Badalamenti had written a song for the film called, “I Love You For Today,” using a vocal arrangement of “Adulterer’s Blues” as its melody line. Associated with the Kozinskis living in an apartment in Seattle’s Chinatown, a singer named Pearl Huang translated the lyrics and sang the first half of the song in Mandarin Chinese, with the latter half sung in English. The song is barely audible in the film, only a few snatches drift across the atmosphere from a Chinatown bar, providing a bit of musical set design when the Kozinskis arrive home after their awkward dinner with Evie and the Hardys.
Listen to "Adulterer's Blues"
“Overture” embodies a marvelous and fully orchestral introduction to each of the score’s main themes in an invigorating, theatrical performance. It begins with “Cousin’s Waltz,” segues into “Maria’s Theme,” moves into a brief interpretation of “Adulterer’s Blues,” before moving into “Love Theme from Cousins,” and finally concludes with “Maria’s Theme” for solo piano. As far as I can tell, however, from several concentrated viewings of the movie, this track was not used in the picture.
The musical score to COUSINS is a provocative and affecting musical work, richly endowed with emotive melodies and intimate expressions of eloquent beauty.
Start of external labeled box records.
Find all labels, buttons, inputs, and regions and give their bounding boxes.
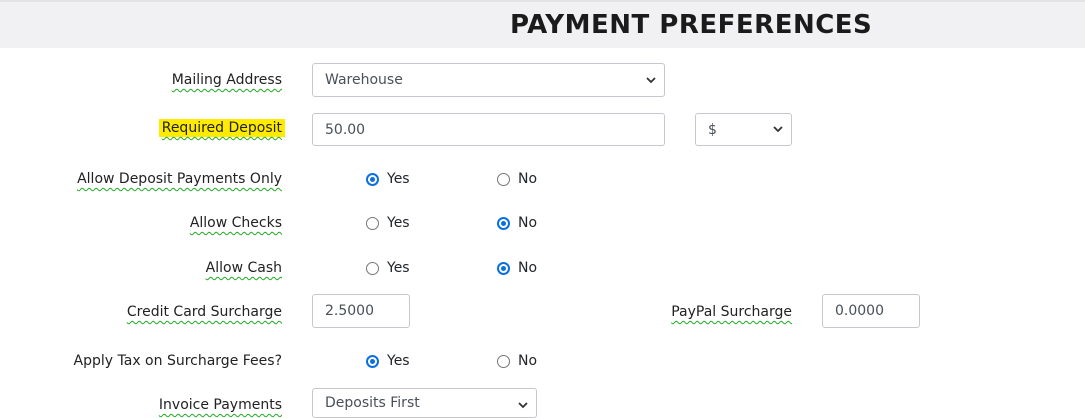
page-header: PAYMENT PREFERENCES [0,0,1085,48]
page-title: PAYMENT PREFERENCES [510,10,873,40]
invoice-payments-value: Deposits First [325,395,420,411]
radio-checked-icon [366,172,379,186]
deposit-unit-value: $ [708,121,717,138]
chevron-down-icon [644,73,658,87]
radio-label: No [518,215,538,231]
credit-card-surcharge-label: Credit Card Surcharge [126,304,282,320]
paypal-surcharge-label: PayPal Surcharge [671,304,792,320]
allow-checks-no-radio[interactable]: No [497,215,537,231]
allow-cash-yes-radio[interactable]: Yes [366,260,410,276]
apply-tax-surcharge-no-radio[interactable]: No [497,353,537,369]
allow-cash-label: Allow Cash [205,260,282,276]
allow-deposit-only-yes-radio[interactable]: Yes [366,171,410,187]
deposit-unit-select[interactable]: $ [695,113,792,146]
apply-tax-surcharge-yes-radio[interactable]: Yes [366,353,410,369]
radio-checked-icon [366,354,379,368]
credit-card-surcharge-value: 2.5000 [325,303,374,319]
radio-unchecked-icon [497,172,510,186]
radio-label: Yes [387,260,410,276]
radio-unchecked-icon [497,354,510,368]
radio-checked-icon [497,261,510,275]
radio-checked-icon [497,216,510,230]
allow-cash-no-radio[interactable]: No [497,260,537,276]
mailing-address-label: Mailing Address [171,72,282,88]
credit-card-surcharge-input[interactable]: 2.5000 [312,294,410,328]
paypal-surcharge-input[interactable]: 0.0000 [822,294,920,328]
allow-checks-yes-radio[interactable]: Yes [366,215,410,231]
radio-unchecked-icon [366,261,379,275]
required-deposit-label: Required Deposit [158,119,285,137]
radio-label: Yes [387,353,410,369]
radio-unchecked-icon [366,216,379,230]
radio-label: No [518,353,538,369]
radio-label: No [518,260,538,276]
required-deposit-value: 50.00 [325,121,366,138]
invoice-payments-label: Invoice Payments [158,397,282,413]
radio-label: Yes [387,171,410,187]
apply-tax-surcharge-label: Apply Tax on Surcharge Fees? [73,353,282,369]
allow-checks-label: Allow Checks [189,215,282,231]
chevron-down-icon [771,123,785,137]
mailing-address-value: Warehouse [325,72,403,88]
radio-label: No [518,171,538,187]
allow-deposit-only-label: Allow Deposit Payments Only [77,171,282,187]
paypal-surcharge-value: 0.0000 [835,303,884,319]
chevron-down-icon [516,398,530,412]
required-deposit-input[interactable]: 50.00 [312,113,665,146]
allow-deposit-only-no-radio[interactable]: No [497,171,537,187]
invoice-payments-select[interactable]: Deposits First [312,388,537,418]
mailing-address-select[interactable]: Warehouse [312,63,665,97]
radio-label: Yes [387,215,410,231]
Angelo Badalamenti’s association with David Lynch has linked him irretrievably to quirky, violent, edgy, and sometimes surrealistic films to the point where other styles or idioms of music have been comparatively neglected, yet as COUSINS clearly shows, Badalamenti is more than capable of operating without, as well as within, the Lynch sphere of influence. “I’ve covered a lot of ground,” Badalamenti said, on reflection. “I’ve done so many different genres of music, and so many movies, that you’re going to get a little bit of everything. COUSINS, of course, has a continental flavor, especially in the main theme, and a romantic flavor, but there was also the big band stuff and the jazz-influenced things, so it was actually a combination of different things itself. It was an absolute pleasure to do.”
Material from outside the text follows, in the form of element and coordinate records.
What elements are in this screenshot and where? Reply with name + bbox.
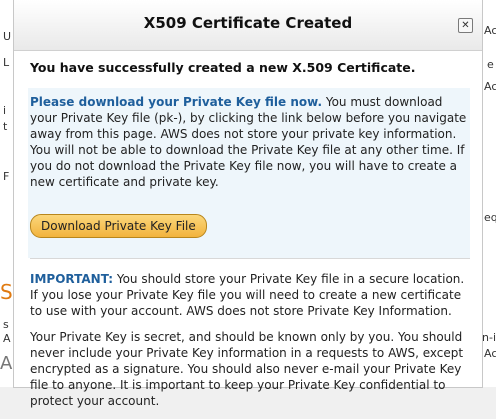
bg-text-fragment: eq [484,211,496,224]
bg-text-fragment: i [3,104,7,117]
success-message: You have successfully created a new X.50… [30,60,416,75]
dialog-title: X509 Certificate Created [143,14,353,32]
important-paragraph: IMPORTANT: You should store your Private… [30,271,470,319]
bg-text-fragment: t [3,120,8,133]
close-icon[interactable]: ✕ [458,18,473,33]
bg-text-fragment: n-i [482,331,496,344]
bg-heading-fragment: S [0,280,13,304]
bg-text-fragment: Ac [484,347,496,360]
download-text: You must download your Private Key file … [30,95,467,189]
download-paragraph: Please download your Private Key file no… [30,94,470,190]
bg-text-fragment: F [3,170,10,183]
bg-text-fragment: U [3,30,12,43]
bg-text-fragment: L [3,56,10,69]
bg-text-fragment: A [3,332,11,345]
secret-paragraph: Your Private Key is secret, and should b… [30,330,464,408]
dialog-content: You have successfully created a new X.50… [28,60,470,419]
download-heading: Please download your Private Key file no… [30,95,323,109]
bg-text-fragment: Acco [484,80,496,93]
bg-text-fragment: s [3,318,9,331]
bg-text-fragment: Acc [484,24,496,37]
download-section: Please download your Private Key file no… [28,88,470,258]
bg-heading-fragment: A [0,353,13,374]
dialog-header: X509 Certificate Created ✕ [14,0,482,51]
download-private-key-button[interactable]: Download Private Key File [30,214,207,238]
important-label: IMPORTANT: [30,272,114,286]
certificate-dialog: X509 Certificate Created ✕ You have succ… [14,0,482,408]
bg-text-fragment: e [487,58,494,71]
section-divider [30,258,470,259]
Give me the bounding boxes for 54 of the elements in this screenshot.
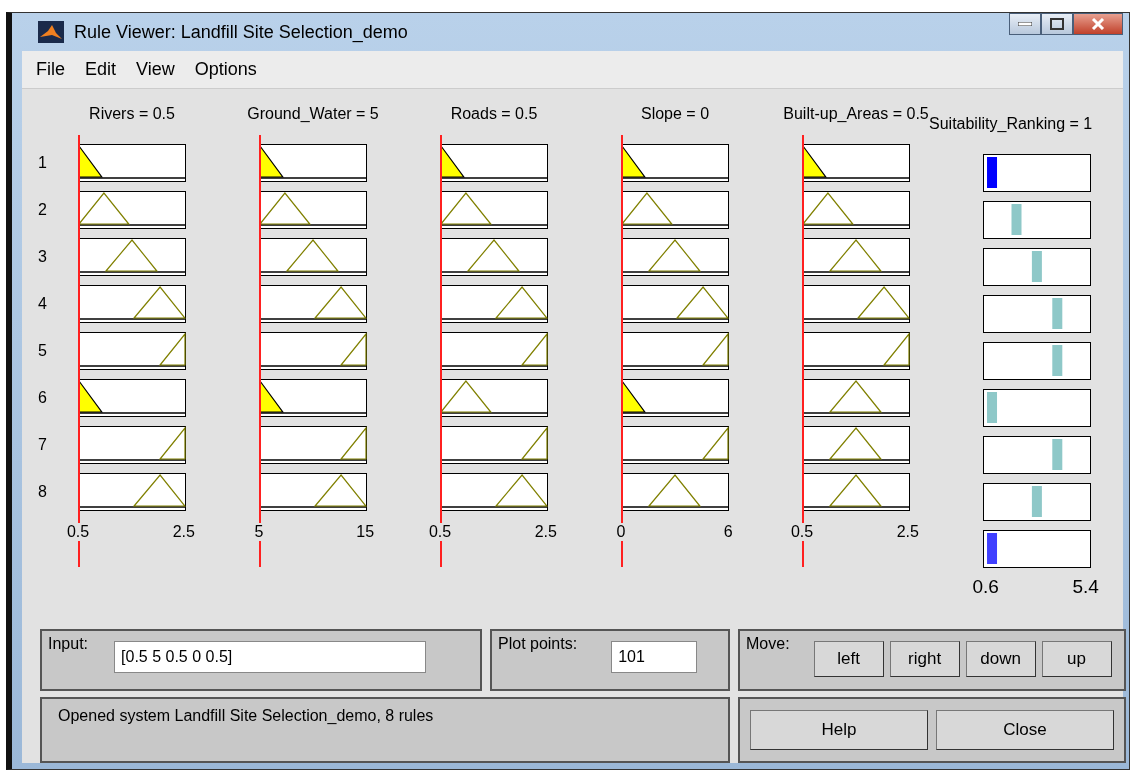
rule-number: 2	[38, 200, 48, 220]
close-button[interactable]	[1073, 13, 1123, 35]
input-marker-line[interactable]	[78, 135, 80, 567]
minimize-icon	[1018, 22, 1032, 26]
input-label: Input:	[48, 635, 89, 653]
window-title: Rule Viewer: Landfill Site Selection_demo	[74, 21, 408, 43]
rule-number: 7	[38, 435, 48, 455]
axis-label: 0.5	[428, 523, 452, 541]
menu-item[interactable]: Options	[186, 57, 265, 82]
rule-number: 1	[38, 153, 48, 173]
input-marker-line[interactable]	[440, 135, 442, 567]
variable-heading: Roads = 0.5	[450, 105, 538, 124]
rule-number: 4	[38, 294, 48, 314]
move-button[interactable]: right	[889, 641, 960, 677]
menu-item[interactable]: View	[128, 57, 183, 82]
app-logo-icon	[38, 21, 64, 43]
axis-label: 2.5	[534, 523, 557, 541]
maximize-button[interactable]	[1041, 13, 1073, 35]
dialog-button[interactable]: Help	[750, 710, 928, 750]
plot-points-field[interactable]: 101	[611, 641, 698, 673]
axis-label: 0.5	[790, 523, 814, 541]
move-label: Move:	[746, 635, 790, 653]
input-field[interactable]: [0.5 5 0.5 0 0.5]	[114, 641, 427, 673]
variable-heading: Ground_Water = 5	[247, 105, 379, 124]
dialog-button[interactable]: Close	[936, 710, 1114, 750]
move-button[interactable]: down	[965, 641, 1036, 677]
variable-heading: Built-up_Areas = 0.5	[783, 105, 929, 124]
axis-label: 5.4	[1072, 576, 1099, 598]
input-marker-line[interactable]	[621, 135, 623, 567]
input-marker-line[interactable]	[259, 135, 261, 567]
axis-label: 0	[616, 523, 626, 541]
maximize-icon	[1050, 18, 1064, 30]
rule-number: 8	[38, 482, 48, 502]
close-icon	[1091, 18, 1105, 30]
axis-label: 6	[723, 523, 733, 541]
status-text: Opened system Landfill Site Selection_demo, 8 rules	[58, 707, 434, 725]
minimize-button[interactable]	[1009, 13, 1041, 35]
rule-number: 6	[38, 388, 48, 408]
axis-label: 0.5	[66, 523, 90, 541]
rule-number: 5	[38, 341, 48, 361]
input-marker-line[interactable]	[802, 135, 804, 567]
axis-label: 2.5	[172, 523, 195, 541]
menu-item[interactable]: Edit	[77, 57, 125, 82]
axis-label: 15	[356, 523, 375, 541]
axis-label: 5	[254, 523, 264, 541]
axis-label: 2.5	[896, 523, 919, 541]
output-heading: Suitability_Ranking = 1	[929, 114, 1094, 134]
move-button[interactable]: left	[813, 641, 884, 677]
rule-number: 3	[38, 247, 48, 267]
variable-heading: Rivers = 0.5	[89, 105, 175, 124]
move-button[interactable]: up	[1041, 641, 1112, 677]
plot-points-label: Plot points:	[498, 635, 578, 653]
variable-heading: Slope = 0	[640, 105, 710, 124]
menu-item[interactable]: File	[28, 57, 73, 82]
The 1989 Soundtrack album for COUSINS from Warner Bros. Records [9 25901-2] remains the only soundtrack of Angelo Badalamenti’s score, and contains the same track-list as the cues referenced in the notes above. New and pre-owned CD copies remain available in the secondary market at Amazon and eBay as of Dec 12th. Digital versions of the soundtrack are available for purchase/listening from Amazon, Apple Music, and listening from Spotify.